Une fois posé il attrapa l'arbalète, puis avança, toujours accroupi. Le château n'était pas bien loin, une porte le rendait accessible au bout du chemin de ronde, mais deux autres gardes surveillaient les alentours.

Sans perdre de temps, Loukas récupéra sa branche, qu'il anima une fois de plus par magie, et brandit l'arbalète.

Avant même que le premier le repère, il reçut la branche au même endroit que son congénère, deux minutes plus tôt. Le deuxième fut plus réactif mais Loukas tira le premier, son carreau vint percer le plastron de la créature, qui tira en l'air, avant de tomber du mur, du côté de la montagne.

Une chimère grogna, levant une de ses têtes vers les hauteurs. Loukas se plaqua au sol, priant sa déesse pour ne pas être repéré.
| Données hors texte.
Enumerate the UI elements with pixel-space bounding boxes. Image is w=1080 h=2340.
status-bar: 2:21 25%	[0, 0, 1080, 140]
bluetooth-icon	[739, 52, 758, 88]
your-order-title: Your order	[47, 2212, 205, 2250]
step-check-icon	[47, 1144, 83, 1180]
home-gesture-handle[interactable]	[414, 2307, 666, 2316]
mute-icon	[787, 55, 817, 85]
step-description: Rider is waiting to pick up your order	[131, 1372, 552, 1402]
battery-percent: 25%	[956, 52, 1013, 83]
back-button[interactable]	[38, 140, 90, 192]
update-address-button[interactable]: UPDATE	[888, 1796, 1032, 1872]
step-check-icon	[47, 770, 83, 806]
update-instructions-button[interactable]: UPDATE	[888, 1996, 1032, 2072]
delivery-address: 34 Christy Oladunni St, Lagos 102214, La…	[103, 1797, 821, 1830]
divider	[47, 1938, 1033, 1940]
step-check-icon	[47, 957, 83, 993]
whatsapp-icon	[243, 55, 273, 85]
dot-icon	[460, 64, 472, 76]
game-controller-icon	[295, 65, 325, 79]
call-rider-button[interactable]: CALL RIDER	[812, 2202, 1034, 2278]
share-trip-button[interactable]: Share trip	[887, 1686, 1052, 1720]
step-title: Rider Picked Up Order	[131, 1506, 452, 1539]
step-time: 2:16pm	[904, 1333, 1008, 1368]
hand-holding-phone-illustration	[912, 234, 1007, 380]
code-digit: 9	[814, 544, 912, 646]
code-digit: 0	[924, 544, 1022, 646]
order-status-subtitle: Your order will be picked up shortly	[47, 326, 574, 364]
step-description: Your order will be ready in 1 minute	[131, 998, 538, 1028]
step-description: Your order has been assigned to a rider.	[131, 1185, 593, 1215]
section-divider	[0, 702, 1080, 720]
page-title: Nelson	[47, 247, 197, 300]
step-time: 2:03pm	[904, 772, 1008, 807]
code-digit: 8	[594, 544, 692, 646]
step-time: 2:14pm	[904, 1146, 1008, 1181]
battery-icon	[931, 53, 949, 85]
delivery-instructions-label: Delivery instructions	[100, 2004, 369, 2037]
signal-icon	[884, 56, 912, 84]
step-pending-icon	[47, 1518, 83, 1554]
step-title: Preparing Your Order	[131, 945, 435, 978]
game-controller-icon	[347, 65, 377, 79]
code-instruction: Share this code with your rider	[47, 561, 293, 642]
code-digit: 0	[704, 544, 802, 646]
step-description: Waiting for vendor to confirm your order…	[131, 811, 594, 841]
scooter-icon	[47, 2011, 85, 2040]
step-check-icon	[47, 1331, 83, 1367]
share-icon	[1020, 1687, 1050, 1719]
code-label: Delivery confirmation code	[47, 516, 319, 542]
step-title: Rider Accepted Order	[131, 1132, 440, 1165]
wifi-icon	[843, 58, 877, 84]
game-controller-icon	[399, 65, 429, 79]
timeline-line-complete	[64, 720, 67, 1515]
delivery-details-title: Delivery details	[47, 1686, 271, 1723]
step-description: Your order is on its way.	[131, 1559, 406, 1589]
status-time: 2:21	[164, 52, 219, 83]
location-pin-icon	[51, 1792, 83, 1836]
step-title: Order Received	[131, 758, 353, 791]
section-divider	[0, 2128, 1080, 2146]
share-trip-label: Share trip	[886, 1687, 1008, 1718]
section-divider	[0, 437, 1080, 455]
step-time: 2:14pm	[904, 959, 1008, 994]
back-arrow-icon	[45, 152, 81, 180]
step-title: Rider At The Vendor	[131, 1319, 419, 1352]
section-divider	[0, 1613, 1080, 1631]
La bête se leva, sa deuxième tête suivie le regard de la première en sifflant, attirant l'attention des autres monstres volants. Elle serpenta entre les décombres, jusqu'aux pieds des remparts.

L'orc qui avait la gorge transpercée avait chuté trop lourdement, son sang se répandait déjà sur les pierres froides. Dans un sursaut, alors qu'il tenait son cou ensanglanté, il tendit sa main dans le vide, au-dessus de la cour. Quelques gouttes noirâtres tombèrent silencieusement.

La chimère rugit.

Une sueur froide parcourut le dos du Maître de la Terre, son cœur manqua un battement alors que le doute s'emparait de lui. Sans se laisser plus de temps pour réfléchir il rampa jusqu'à la porte et l'ouvrit. Il entendit des mouvements d'ailes avant de se relever pour vite la refermer.